MalgWroclaw pisze:meg11 pisze:Pani jakoś wyjaśniła co złego się działo "uratowanemu" kotkowi?

Nie, bo to była opowieść o innej pani. Takiej, której w życiu bym nie podejrzewała (choć nie należy sądzić po pozorach) o zajmowanie się lataniem po dziurach i ratowaniem kotów, więc zapytałam, skąd.
Częstym argumentem jest to właśnie, że chcą ratować kota a ja im nie daję. Tylko pozwalam by lata całe biedne stworzenia w klatkach siedziały, miast do takich fajnistych ludzi trafić. Z reguły rozłączam się. Ale czasem wpadam w dyskurs zadając pytanie "jak można uratować już uratowanego kota?" i "gdzie pan/pani był/a gdy ten kot potrzebował pomocy?" i "gdzie pan/pani widzi na focie kota w klatce? wszak kot na kolanach czy pościeli urzekł pana/panią" Ludzie tworzą własną rzeczywistość. Na własne potrzeby i podniesienie wartości. Niektórzy wręcz zapominają się i na pytanie gdzie byli jak taki zabiedzony szukał pomocy odpowiadają "brudasa chorego mam do domu zabrać?"
Fakt łatwiej ratuje się kota obrobionego.
Tak jak wkurza mnie radosne "paaaaniiiiii ja to taka kocia mama jestem ,że aż wszyscy się ze mnie śmieją; on (kot) będzie więc miał u mnie dobrze" Gdy pytam na czym to matkowanie polega to z reguły nie ma odpowiedzi jakiejś zadowalającej. Bo nawet ... saszetki ze sobą nie noszą by ew spotkaną biedę nakarmić.
Jest jeszcze kategoria promocyjna. W ogłoszeniu pisze co u kota zrobiono. Więc np u Yody jest wsio uczynione z kastracją włącznie. A ja otrzymuję zachęcające maile, że są gotowi wszystko przy nim zrobić. Zaszczepić, odrobaczyć, wykastrować... Byleby go dostać. Już i teraz. Nie czytają czy walą głupka?
gusiek1 p.Marzenka
przypomła sobie o Yodzie. Jeśli to ona.Choć jestem pewna ,że tak. W ankiecie napisała *bo takową po miesiącu odesłała) ,że są siatki w oknach a balkon jest szykowany do zabezpieczenia. Mnie zaś oświadczyła w ferworze rozmowy telefonicznej kilka tygodni temu ,że kot nie będzie wychodził jeśli ... sam się na to zdecyduje. Ona drzwi nie będzie latem zamykać. Jej jeden wyłazi i ona bronić mu nie będzie. Dom jest daleko i odpuszczę sobie jej awanse.
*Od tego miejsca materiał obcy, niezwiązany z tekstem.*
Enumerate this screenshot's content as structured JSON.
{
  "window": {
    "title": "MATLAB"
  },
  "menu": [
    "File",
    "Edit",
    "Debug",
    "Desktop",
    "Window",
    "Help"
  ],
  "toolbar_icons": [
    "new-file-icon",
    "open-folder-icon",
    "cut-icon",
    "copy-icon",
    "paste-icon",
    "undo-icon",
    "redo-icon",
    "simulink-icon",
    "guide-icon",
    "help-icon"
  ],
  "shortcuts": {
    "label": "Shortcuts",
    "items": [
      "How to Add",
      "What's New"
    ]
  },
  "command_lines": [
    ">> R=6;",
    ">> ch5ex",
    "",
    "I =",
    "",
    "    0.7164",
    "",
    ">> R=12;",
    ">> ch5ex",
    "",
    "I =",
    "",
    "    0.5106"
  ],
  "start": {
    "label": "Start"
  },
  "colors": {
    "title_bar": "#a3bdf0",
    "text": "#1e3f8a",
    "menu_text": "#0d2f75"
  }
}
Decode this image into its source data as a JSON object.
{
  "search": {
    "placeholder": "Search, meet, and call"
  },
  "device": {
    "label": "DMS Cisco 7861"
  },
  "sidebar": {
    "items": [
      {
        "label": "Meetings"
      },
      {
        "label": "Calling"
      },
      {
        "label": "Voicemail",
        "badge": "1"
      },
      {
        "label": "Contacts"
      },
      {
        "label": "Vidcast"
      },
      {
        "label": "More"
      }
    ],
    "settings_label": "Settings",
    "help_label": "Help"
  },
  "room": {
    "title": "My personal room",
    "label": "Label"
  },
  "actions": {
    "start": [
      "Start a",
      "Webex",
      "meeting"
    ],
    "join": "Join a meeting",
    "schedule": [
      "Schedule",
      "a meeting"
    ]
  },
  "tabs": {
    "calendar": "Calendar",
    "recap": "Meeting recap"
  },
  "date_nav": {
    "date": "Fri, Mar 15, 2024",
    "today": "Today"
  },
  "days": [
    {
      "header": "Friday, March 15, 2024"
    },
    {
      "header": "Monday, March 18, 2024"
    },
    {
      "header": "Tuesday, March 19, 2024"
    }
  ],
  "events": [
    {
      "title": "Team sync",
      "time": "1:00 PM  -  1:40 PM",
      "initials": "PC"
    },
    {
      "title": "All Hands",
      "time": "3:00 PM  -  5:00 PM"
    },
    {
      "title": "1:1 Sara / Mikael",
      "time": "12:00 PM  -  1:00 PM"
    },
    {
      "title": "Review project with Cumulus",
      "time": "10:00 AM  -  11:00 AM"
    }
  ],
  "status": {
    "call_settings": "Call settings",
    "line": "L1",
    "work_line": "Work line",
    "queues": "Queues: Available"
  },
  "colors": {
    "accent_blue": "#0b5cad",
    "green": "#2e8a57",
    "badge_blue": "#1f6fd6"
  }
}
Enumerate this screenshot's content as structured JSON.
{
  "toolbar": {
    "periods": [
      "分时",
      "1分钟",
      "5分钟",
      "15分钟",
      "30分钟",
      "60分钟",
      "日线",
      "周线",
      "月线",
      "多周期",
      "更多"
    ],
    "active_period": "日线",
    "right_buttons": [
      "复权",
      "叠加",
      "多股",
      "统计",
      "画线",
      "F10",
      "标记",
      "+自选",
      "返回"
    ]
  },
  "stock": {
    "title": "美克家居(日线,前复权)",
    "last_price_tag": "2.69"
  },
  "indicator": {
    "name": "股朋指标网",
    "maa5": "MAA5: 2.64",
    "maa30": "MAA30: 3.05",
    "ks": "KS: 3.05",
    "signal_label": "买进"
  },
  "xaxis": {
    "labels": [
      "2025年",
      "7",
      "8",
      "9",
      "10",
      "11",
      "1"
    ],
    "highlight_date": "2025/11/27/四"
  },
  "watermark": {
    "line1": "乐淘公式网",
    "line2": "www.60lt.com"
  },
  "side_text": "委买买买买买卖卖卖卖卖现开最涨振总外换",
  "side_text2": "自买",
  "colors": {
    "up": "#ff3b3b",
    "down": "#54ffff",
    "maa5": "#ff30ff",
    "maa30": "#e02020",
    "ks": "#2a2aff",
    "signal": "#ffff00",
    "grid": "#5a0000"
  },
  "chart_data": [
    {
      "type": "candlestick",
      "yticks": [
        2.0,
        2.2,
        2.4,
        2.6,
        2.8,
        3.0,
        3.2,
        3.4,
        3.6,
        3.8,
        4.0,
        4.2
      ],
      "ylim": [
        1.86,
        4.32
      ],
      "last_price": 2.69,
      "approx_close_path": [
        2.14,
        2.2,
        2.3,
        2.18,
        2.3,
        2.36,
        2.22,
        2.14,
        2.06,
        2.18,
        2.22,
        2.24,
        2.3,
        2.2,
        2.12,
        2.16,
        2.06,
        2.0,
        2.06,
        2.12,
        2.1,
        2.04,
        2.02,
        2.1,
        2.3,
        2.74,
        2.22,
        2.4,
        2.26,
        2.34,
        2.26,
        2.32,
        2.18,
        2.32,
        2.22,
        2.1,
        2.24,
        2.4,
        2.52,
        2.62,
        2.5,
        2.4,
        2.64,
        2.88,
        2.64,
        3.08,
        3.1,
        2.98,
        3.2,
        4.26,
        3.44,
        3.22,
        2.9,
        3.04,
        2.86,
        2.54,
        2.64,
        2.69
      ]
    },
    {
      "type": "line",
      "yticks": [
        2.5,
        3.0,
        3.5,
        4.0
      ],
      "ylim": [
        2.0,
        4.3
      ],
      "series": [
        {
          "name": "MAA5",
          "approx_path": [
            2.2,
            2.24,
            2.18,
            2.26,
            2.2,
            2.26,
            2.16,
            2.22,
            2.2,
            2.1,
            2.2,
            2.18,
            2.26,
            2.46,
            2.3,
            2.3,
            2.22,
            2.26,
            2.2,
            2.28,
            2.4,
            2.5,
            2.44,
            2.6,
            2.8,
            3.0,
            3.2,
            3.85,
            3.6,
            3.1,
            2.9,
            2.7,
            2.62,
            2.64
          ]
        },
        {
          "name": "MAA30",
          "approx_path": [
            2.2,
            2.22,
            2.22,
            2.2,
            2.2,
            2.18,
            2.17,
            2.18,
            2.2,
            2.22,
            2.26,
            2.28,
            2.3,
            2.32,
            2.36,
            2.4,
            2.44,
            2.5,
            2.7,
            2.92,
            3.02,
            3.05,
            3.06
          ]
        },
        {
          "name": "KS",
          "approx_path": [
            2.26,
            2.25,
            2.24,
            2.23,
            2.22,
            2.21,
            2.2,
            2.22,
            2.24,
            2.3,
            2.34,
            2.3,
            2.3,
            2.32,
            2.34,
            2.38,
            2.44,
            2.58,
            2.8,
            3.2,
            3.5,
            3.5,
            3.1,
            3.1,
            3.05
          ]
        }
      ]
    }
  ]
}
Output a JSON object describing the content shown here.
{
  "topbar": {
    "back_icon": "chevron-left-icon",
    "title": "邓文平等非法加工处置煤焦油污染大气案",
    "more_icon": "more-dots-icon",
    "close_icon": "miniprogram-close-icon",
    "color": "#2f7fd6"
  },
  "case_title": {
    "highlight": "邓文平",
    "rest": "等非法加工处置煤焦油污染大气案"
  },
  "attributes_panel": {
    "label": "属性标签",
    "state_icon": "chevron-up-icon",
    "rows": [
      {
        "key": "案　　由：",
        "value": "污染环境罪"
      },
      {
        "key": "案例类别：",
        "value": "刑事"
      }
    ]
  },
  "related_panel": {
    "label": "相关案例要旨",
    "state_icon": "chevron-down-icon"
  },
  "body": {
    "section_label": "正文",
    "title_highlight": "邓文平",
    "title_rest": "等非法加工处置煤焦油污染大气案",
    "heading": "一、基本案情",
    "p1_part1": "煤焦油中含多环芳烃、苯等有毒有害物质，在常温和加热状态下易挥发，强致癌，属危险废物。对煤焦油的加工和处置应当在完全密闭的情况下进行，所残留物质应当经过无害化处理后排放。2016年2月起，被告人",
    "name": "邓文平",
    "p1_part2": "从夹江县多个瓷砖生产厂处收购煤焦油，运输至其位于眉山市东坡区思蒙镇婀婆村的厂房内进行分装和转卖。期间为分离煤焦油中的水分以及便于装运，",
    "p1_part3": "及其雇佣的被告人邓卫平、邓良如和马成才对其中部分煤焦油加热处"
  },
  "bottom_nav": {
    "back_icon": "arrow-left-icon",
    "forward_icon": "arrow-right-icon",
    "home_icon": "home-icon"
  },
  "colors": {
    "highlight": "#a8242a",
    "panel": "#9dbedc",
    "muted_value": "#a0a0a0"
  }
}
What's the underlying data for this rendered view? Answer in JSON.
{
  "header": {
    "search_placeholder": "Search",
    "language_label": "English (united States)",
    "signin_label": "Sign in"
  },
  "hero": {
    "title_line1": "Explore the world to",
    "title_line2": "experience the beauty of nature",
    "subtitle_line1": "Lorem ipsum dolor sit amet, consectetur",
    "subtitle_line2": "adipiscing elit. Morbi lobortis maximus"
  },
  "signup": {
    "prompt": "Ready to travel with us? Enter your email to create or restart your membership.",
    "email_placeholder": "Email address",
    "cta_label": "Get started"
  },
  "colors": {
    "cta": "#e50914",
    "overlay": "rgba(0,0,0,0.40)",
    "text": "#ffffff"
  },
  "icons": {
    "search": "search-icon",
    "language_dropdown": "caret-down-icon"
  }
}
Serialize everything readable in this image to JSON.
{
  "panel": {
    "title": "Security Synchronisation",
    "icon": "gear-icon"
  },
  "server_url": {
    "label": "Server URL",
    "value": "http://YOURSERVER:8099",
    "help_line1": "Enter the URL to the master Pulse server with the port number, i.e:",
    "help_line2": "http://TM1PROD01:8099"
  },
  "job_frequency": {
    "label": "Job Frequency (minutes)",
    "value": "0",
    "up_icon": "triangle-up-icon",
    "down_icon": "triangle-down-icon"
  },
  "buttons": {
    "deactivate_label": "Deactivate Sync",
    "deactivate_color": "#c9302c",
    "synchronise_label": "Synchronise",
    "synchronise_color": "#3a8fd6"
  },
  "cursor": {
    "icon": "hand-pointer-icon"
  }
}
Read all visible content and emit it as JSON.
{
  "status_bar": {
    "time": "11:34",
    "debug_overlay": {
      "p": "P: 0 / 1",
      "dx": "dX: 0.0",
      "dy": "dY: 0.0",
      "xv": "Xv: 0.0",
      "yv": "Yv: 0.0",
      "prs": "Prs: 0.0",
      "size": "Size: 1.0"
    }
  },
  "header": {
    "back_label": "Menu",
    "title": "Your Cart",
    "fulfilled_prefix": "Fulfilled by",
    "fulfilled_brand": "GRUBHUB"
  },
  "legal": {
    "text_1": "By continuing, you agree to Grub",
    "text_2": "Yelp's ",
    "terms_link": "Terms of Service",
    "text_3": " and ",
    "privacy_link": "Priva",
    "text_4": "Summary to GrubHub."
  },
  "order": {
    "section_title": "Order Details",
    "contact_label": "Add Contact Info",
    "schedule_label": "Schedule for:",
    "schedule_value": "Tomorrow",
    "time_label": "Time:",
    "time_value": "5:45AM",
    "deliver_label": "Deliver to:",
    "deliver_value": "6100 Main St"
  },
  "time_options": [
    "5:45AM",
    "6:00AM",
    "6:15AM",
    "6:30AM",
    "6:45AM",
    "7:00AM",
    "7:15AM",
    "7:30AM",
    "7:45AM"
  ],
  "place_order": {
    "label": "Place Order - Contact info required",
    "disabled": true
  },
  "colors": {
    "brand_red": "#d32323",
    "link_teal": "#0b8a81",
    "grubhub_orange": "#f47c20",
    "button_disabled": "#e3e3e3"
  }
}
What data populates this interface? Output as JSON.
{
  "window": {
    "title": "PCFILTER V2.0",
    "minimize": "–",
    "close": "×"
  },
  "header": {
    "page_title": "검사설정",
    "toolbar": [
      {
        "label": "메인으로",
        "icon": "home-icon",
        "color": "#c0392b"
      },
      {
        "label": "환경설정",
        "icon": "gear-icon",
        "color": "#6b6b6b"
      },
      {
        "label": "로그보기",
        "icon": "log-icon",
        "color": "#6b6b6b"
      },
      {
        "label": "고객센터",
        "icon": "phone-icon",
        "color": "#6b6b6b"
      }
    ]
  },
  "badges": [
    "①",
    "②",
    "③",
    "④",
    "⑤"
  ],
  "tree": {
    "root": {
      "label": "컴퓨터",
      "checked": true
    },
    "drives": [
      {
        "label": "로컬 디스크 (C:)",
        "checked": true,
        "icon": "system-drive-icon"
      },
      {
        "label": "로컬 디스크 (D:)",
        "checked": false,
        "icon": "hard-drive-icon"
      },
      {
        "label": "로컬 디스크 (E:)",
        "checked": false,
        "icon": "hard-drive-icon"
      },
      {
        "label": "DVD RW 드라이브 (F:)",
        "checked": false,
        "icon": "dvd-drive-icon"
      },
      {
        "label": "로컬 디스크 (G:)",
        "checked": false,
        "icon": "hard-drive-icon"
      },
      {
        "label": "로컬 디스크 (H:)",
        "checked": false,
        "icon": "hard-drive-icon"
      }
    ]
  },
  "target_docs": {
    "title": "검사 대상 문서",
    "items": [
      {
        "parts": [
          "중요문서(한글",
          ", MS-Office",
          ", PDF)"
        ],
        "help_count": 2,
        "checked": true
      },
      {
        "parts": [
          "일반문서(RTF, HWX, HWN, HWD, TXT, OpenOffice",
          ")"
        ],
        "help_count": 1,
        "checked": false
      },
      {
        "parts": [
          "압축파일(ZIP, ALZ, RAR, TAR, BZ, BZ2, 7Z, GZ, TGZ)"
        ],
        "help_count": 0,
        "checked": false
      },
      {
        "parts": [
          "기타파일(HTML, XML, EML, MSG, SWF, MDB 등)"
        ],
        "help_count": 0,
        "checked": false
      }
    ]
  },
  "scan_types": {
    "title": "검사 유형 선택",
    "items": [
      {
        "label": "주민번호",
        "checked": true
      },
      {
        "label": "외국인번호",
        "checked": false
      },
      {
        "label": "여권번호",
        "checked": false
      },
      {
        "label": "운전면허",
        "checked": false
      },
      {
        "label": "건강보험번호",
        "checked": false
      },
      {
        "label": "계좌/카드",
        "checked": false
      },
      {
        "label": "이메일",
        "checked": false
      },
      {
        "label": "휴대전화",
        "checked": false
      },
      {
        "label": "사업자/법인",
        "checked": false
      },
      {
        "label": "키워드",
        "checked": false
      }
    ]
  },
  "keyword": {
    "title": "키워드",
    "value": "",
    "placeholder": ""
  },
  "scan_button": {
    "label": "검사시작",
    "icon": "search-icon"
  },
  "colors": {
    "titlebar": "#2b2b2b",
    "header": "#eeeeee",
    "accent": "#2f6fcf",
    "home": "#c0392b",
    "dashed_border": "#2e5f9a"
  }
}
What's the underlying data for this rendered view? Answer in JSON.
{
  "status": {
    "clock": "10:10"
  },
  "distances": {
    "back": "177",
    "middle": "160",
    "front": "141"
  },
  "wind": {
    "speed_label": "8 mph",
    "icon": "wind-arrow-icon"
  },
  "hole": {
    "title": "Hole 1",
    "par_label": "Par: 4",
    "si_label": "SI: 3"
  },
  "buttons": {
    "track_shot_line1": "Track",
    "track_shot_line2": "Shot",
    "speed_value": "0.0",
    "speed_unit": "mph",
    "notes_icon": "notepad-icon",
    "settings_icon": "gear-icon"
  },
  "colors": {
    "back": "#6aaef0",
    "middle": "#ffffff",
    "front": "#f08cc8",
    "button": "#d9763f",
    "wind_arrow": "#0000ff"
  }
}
Dziś karmiłam Szylę i ... wydawało mi się ,żem usłyszała płacz kota. Już raz go słyszałam. Przedwczoraj. Na kotłowni jakiś futrzak się darł. Niestety, gdy są obecni "bezdomni" nie mam odwagi włazić na ten teren sama i nocą. Pokiciałam po dziurach ale kot zamilkł. Za dnia weszłam ale nic nie znalazłam. Prócz potwornego bajzlu i smrodu "ludzi". Wczoraj też nie było go słychać. Kiciałam także. A dziś na wołanie dziewczynki coś mi odpowiedziało. Lub przesłyszałam się. Uszy płatają figle. Szylunia jadłą spokojnie. Gdy raptem głowina jej zaczęła chodzić. Poszłam za jej wzrokiem a tam... zza auta biało-ruda mordka wystawała. Ten sam kot co darł się z czarnym kilka dni temu. Nawet specjalnie nie uciekał przede mną. Nie dał do siebie podejść. Nie straszyłam go. Pewnie głodny i przyjdzie na śniadanie gdy obie odejdziemy. Pisałam już, że jestem pewna o obecności jakiegoś biedaka bo jedzenie znika w większej ilości. A to oznacza jedno. Nówka sztuka jest. Mam nadzieję ,że to wychodzący jakiś nowy a nie kolejny podrzutek.
Przyroda pustki nie lubi. O tym się już dawno przekonałam.